In an interview with Channels Television on Thursday, Odinkalu added that a court lacks the authority to issue orders about a nation’s monetary policy.
President Muhammadu Buhari said on Thursday that he had instructed the Central Bank of Nigeria (CBN) to extend the expiration date of the old N200 notes till April 10.
The old N1,000 and N500 notes will be redeemed at the Central Bank of Nigeria (CBN) and authorized locations for 60 days, according to the president.
The Supreme Court had ruled that the notes were lawful tender before the president’s order and until the outcome of the lawsuit brought by several state governments.
Several responses have been sparked by the president’s directive.
In response to the incident, Odinkalu stated that Buhari did not violate the rulings of the supreme court and added that some state governors’ actions in defiance of the president’s order amount to “treason”.
“The supreme court, to the best of my knowledge, has not said what people are presenting it to have said, because that is not the province of a court.

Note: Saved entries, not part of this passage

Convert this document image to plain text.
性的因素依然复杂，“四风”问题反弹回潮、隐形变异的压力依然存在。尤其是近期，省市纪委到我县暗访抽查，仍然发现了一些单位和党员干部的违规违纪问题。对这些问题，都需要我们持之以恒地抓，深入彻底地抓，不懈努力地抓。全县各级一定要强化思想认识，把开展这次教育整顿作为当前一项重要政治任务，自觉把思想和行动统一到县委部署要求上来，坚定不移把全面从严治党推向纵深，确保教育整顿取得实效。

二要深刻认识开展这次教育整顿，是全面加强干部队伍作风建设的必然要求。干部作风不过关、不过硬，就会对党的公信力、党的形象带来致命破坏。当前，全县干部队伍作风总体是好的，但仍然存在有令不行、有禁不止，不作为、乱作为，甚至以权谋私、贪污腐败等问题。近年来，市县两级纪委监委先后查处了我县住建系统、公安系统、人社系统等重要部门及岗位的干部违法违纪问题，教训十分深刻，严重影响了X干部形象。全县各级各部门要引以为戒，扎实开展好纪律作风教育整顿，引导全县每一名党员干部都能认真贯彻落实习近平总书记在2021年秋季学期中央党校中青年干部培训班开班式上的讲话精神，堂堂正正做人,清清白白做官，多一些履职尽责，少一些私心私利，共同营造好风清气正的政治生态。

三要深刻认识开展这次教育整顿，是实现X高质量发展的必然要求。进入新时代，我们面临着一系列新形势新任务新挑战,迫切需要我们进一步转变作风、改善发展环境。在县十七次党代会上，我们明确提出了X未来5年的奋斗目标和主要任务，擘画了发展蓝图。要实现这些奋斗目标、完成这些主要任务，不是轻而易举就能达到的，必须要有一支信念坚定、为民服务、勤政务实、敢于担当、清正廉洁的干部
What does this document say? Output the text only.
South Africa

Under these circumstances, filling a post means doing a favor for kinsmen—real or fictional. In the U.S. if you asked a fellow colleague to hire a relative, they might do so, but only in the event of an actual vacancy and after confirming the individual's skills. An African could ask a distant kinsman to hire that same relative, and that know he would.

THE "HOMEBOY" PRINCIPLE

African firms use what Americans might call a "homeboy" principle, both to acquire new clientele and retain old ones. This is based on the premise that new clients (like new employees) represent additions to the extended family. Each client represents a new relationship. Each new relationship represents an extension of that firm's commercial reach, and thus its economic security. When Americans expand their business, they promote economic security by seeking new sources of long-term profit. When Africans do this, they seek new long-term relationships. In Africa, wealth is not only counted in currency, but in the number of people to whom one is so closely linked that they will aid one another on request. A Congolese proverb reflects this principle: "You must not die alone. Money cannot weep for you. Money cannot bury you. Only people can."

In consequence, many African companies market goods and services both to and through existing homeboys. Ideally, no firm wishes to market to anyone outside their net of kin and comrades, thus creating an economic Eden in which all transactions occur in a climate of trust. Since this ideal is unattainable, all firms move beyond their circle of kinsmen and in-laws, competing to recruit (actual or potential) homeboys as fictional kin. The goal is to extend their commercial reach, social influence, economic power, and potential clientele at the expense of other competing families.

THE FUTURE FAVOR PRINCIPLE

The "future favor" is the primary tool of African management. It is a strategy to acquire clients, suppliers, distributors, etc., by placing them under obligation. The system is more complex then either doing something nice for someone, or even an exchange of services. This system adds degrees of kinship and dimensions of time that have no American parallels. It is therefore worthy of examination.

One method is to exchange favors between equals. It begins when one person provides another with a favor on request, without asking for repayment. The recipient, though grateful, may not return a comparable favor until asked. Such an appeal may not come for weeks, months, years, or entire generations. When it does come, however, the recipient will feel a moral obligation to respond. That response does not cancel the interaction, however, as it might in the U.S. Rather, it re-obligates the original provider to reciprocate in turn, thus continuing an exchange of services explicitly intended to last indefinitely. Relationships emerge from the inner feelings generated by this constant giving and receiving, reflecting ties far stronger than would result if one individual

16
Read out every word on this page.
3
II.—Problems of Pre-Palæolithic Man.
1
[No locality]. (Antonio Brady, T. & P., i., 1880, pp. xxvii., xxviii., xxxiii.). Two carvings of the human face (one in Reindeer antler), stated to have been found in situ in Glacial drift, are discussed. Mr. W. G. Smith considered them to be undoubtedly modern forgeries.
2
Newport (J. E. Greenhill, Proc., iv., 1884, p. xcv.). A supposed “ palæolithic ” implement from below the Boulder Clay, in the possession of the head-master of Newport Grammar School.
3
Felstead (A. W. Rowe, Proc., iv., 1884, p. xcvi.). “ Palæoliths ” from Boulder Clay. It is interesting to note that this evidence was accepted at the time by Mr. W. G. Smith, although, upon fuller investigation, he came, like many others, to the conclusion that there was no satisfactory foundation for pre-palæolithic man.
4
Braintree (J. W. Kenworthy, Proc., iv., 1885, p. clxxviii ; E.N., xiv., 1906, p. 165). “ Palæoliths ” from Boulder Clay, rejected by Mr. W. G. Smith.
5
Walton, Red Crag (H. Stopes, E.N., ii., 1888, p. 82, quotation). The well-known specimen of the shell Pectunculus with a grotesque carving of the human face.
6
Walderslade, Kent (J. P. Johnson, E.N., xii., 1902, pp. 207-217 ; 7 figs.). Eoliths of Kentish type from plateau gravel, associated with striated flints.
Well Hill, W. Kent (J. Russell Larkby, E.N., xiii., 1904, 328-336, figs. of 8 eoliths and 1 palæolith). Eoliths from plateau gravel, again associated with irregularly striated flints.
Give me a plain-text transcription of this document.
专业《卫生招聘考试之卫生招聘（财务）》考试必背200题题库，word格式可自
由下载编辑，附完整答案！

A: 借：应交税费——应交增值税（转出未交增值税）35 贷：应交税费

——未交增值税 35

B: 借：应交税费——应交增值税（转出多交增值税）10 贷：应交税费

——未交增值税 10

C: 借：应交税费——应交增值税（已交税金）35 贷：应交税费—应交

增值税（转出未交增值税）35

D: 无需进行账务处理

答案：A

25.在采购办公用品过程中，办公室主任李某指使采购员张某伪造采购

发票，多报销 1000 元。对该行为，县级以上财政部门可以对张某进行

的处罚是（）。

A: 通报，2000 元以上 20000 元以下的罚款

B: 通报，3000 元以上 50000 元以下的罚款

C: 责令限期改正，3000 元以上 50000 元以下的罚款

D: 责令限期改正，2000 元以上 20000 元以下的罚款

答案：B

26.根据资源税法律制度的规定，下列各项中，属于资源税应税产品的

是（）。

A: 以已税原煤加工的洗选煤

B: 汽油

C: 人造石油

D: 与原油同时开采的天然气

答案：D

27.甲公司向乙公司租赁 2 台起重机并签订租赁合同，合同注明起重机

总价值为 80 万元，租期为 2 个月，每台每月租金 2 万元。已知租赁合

It is a misplacement of the capabilities and assets of a court for it to get to that kind of thing,” he said.
“I suspect what the supreme court has said is ‘preserve the status quo ante until we hear the case’ — status quo antebellum, which is what the thing was before the onset of litigation.
“Now, the question then becomes what was the status quo antebellum that you are trying to preserve?
“And this is where the laziness of the judicial system, as well as the limitations of the law, actually come to full view because status quo antebellum actually, was the central bank circular on exactly when this thing should stop. I suspect this is the advice the president got. He has not breached anything.
“A currency system cannot be legislated or ordered into existence by a court and every court has to be careful about how it uses or abuses its authority and competence.
“A currency system is a promise backed up by the guarantee of a central bank, which is such basis of monetary economics.
“If the central bank that guarantees a monetary system withdraws its support, you cannot legislate that into existence because the trust that backed up that monetary system has collapsed. One million supreme court orders will not bring into existence a currency system that has lost legitimacy.
“The core of a government’s credibility, national or international, is three things — defence and security, foreign affairs, and currency.
“On this matter, I think President Buhari is fighting for the last thing a government should fight for, and on that, he is well within his rights to do so.
“I don’t think it is proper for state governors to go around, issue orders countermanding a president on exactly the thing that a central government cannot negotiate — money and currency.
“And quite frankly, what the governors are doing in this matter, verges on treason. You cannot be telling a president to yield up his authority over currency systems. That is not negotiable at all.”